Wind farms are shrinking golden eagles’ habitats as they are afraid of the blades, a study has found.
The birds of prey are eight times less likely to fly near turbines when they are rotating compared with when they are switched off, scientists from the ecological company Natural Research Projects have found.
It is thought the birds are avoiding areas where turbines are situated because the noise and movement makes them feel threatened. Another theory is that the circling blades remind them of human arms, or they associate them with human activity.
The findings run contrary to earlier research, which suggested that wind turbines primarily pose an injury threat to wildlife, as birds can get caught in the blades when they fly too close.

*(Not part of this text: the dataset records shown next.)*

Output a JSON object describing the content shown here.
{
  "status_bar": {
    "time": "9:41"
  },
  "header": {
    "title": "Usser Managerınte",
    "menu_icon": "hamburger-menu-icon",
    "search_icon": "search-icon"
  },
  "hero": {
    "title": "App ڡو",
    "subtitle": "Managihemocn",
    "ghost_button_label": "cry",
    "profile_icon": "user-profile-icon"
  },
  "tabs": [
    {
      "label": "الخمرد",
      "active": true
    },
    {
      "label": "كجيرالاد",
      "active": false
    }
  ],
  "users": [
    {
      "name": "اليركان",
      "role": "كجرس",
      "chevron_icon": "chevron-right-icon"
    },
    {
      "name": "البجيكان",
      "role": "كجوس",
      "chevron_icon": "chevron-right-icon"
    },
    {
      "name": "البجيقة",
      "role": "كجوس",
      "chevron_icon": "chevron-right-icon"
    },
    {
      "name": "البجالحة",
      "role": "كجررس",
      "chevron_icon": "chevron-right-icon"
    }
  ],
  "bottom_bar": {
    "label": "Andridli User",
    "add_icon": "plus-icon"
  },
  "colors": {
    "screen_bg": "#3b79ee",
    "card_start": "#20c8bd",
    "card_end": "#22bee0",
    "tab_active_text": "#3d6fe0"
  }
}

This is believed to be the first study to expose the threat to habitat posed by wind farms.
Dr Phil Whitfield, one of the study’s authors, said: "Previous research on Golden Eagles, notably in the United States, has tended towards collision with turbine blades as the main consequence of their interaction with wind farms.
"Our study shows across numerous wind farms in Scotland, this was not the case, but that deleterious habitat loss through avoidance of turbines was the main impact."
Scientists studied the behaviour of 59 golden eagles before and after the introduction of 80 wind farms in Scotland. GPS tracking devices recorded them at tens of thousands of locations and mapped their routes.
Computer modelling suggests they keep at least 70 metres away from the turbines when they are switched on and rotating.
It is hoped the findings could better inform plans by the Government to reintroduce golden eagles to the environment through "rewilding" – restoring an area of land to its natural, uncultivated state.
Environment Secretary George Eustice said earlier this year: "We want to see a nature-rich Britain with further action to bend the curve of species loss in this country. We will recover threatened species and provide opportunities for reintroduction through a range of projects."
The golden eagle was hunted to extinction in England and Wales during the 19th century.
Weighing up to a stone and with a wingspan of seven feet, it is now the top predator in the Scottish countryside, which is home to around 500 pairs. They mainly feast on rabbits and hares, and have an average lifespan of 23 years.
A "species reintroductions task force", run by Natural England, is examining how to bring back creatures lost due to human activities to reverse the decline of wildlife.
Speaking last year about the golden eagle reintroduction feasibility study, an RSPB spokesperson said: "The RSPB is broadly supportive of this idea.
"Seeing these magnificent birds back in England’s skies would be marvellous and restore a sense of wildness to some of our upland landscapes."
The study was published in the journal IBIS.